不由地咽了口水,陳向岱擡手遲疑看了眼齊瀟詢問,齊瀟表示請便。

用帕子把手擦凈,小心翼翼將血玉托在掌心,玉石質地細膩縝密,剛觸到手掌感覺涼意只不過過了片刻手掌上的熱度,傳遍玉石,光滑的表面像是抹了一層油,托在沈甸甸的閃了妖冶的紅光。

“好玉。”仔細鑒賞許久後,陳向岱給予了評價,“手感滑潤,色澤渾厚卻照光通透,聲音清脆,價值連城無價之物啊。”

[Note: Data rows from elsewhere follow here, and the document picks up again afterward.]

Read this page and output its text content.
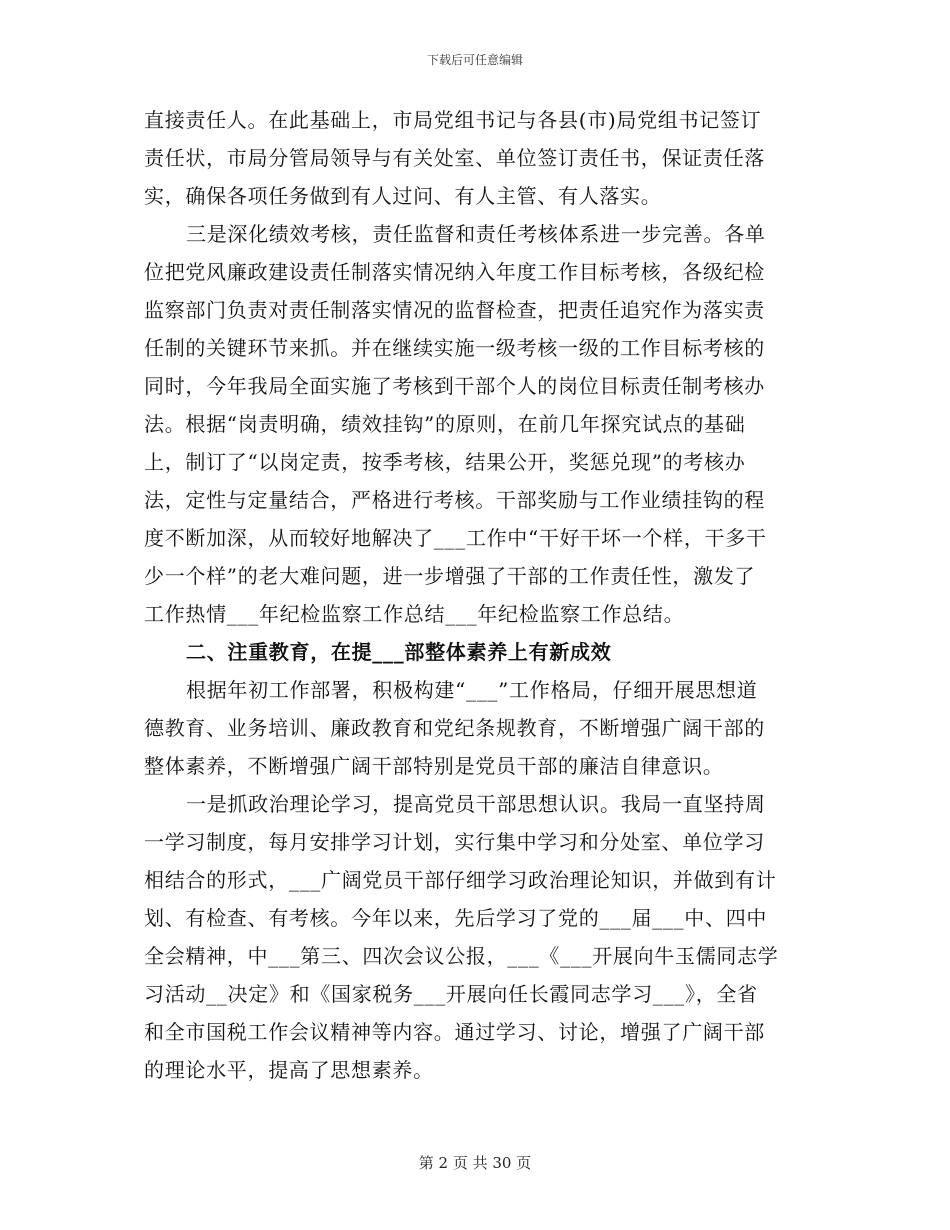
下载后可任意编辑
直接责任人。在此基础上，市局党组书记与各县(市)局党组书记签订
责任状，市局分管局领导与有关处室、单位签订责任书，保证责任落
实，确保各项任务做到有人过问、有人主管、有人落实。
三是深化绩效考核，责任监督和责任考核体系进一步完善。各单
位把党风廉政建设责任制落实情况纳入年度工作目标考核，各级纪检
监察部门负责对责任制落实情况的监督检查，把责任追究作为落实责
任制的关键环节来抓。并在继续实施一级考核一级的工作目标考核的
同时，今年我局全面实施了考核到干部个人的岗位目标责任制考核办
法。根据“岗责明确，绩效挂钩”的原则，在前几年探究试点的基础
上，制订了“以岗定责，按季考核，结果公开，奖惩兑现”的考核办
法，定性与定量结合，严格进行考核。干部奖励与工作业绩挂钩的程
度不断加深，从而较好地解决了___工作中“干好干坏一个样，干多干
少一个样”的老大难问题，进一步增强了干部的工作责任性，激发了
工作热情___年纪检监察工作总结___年纪检监察工作总结。
二、注重教育，在提___部整体素养上有新成效
根据年初工作部署，积极构建“___”工作格局，仔细开展思想道
德教育、业务培训、廉政教育和党纪条规教育，不断增强广阔干部的
整体素养，不断增强广阔干部特别是党员干部的廉洁自律意识。
一是抓政治理论学习，提高党员干部思想认识。我局一直坚持周
一学习制度，每月安排学习计划，实行集中学习和分处室、单位学习
相结合的形式，___广阔党员干部仔细学习政治理论知识，并做到有计
划、有检查、有考核。今年以来，先后学习了党的___届___中、四中
全会精神，中___第三、四次会议公报，___《___开展向牛玉儒同志学
习活动__决定》和《国家税务___开展向任长霞同志学习___》，全省
和全市国税工作会议精神等内容。通过学习、讨论，增强了广阔干部
的理论水平，提高了思想素养。
第 2 页 共 30 页
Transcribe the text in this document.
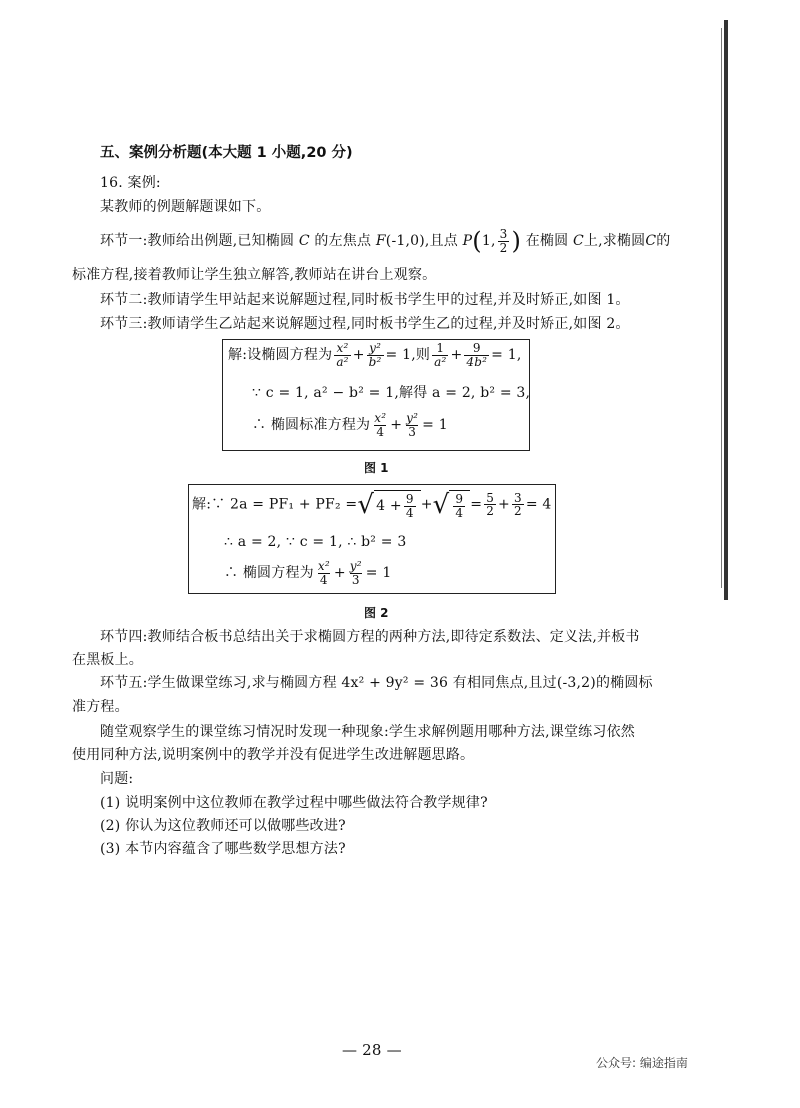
五、案例分析题(本大题 1 小题,20 分)
16. 案例:
某教师的例题解题课如下。
环节一:教师给出例题,已知椭圆 C 的左焦点 F(-1,0),且点 P(1, $\frac{3}{2}$ ) 在椭圆 C上,求椭圆C的
标准方程,接着教师让学生独立解答,教师站在讲台上观察。
环节二:教师请学生甲站起来说解题过程,同时板书学生甲的过程,并及时矫正,如图 1。
环节三:教师请学生乙站起来说解题过程,同时板书学生乙的过程,并及时矫正,如图 2。
解:设椭圆方程为 $\frac{\text{x²}}{\text{a²}} + \frac{\text{y²}}{\text{b²}} = 1$,则 $\frac{1}{\text{a²}} + \frac{9}{\text{4b²}} = 1$,
∵ c = 1, a² − b² = 1,解得 a = 2, b² = 3,
∴ 椭圆标准方程为 $\frac{\text{x²}}{4} + \frac{\text{y²}}{3} = 1$
图 1
解:∵ 2a = PF₁ + PF₂ = √ $4 + \frac{9}{4}$ + √ $\frac{9}{4} = \frac{5}{2} + \frac{3}{2} = 4$
∴ a = 2, ∵ c = 1, ∴ b² = 3
∴ 椭圆方程为 $\frac{\text{x²}}{4} + \frac{\text{y²}}{3} = 1$
图 2
环节四:教师结合板书总结出关于求椭圆方程的两种方法,即待定系数法、定义法,并板书
在黑板上。
环节五:学生做课堂练习,求与椭圆方程 4x² + 9y² = 36 有相同焦点,且过(-3,2)的椭圆标
准方程。
随堂观察学生的课堂练习情况时发现一种现象:学生求解例题用哪种方法,课堂练习依然
使用同种方法,说明案例中的教学并没有促进学生改进解题思路。
问题:
(1) 说明案例中这位教师在教学过程中哪些做法符合教学规律?
(2) 你认为这位教师还可以做哪些改进?
(3) 本节内容蕴含了哪些数学思想方法?
— 28 —
公众号: 编途指南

重新放回血玉,屠弘開口道:“不知楚老板可有將此玉售出的打算?”

“此玉甚為稀少,在下並未有此打算。”

屠弘眼中劃過一絲失落,所謂黃金有價玉無價,這等玉石動輒千萬,價格必定也只會日漲船高。

“若是讓楚老板開個價呢?”陳向岱用了做生意不依不饒的性格,繼續問道。

“這……”齊瀟沈眸,“一萬兩。”

同時,前方傳來兩聲輕不可聞的倒抽氣聲。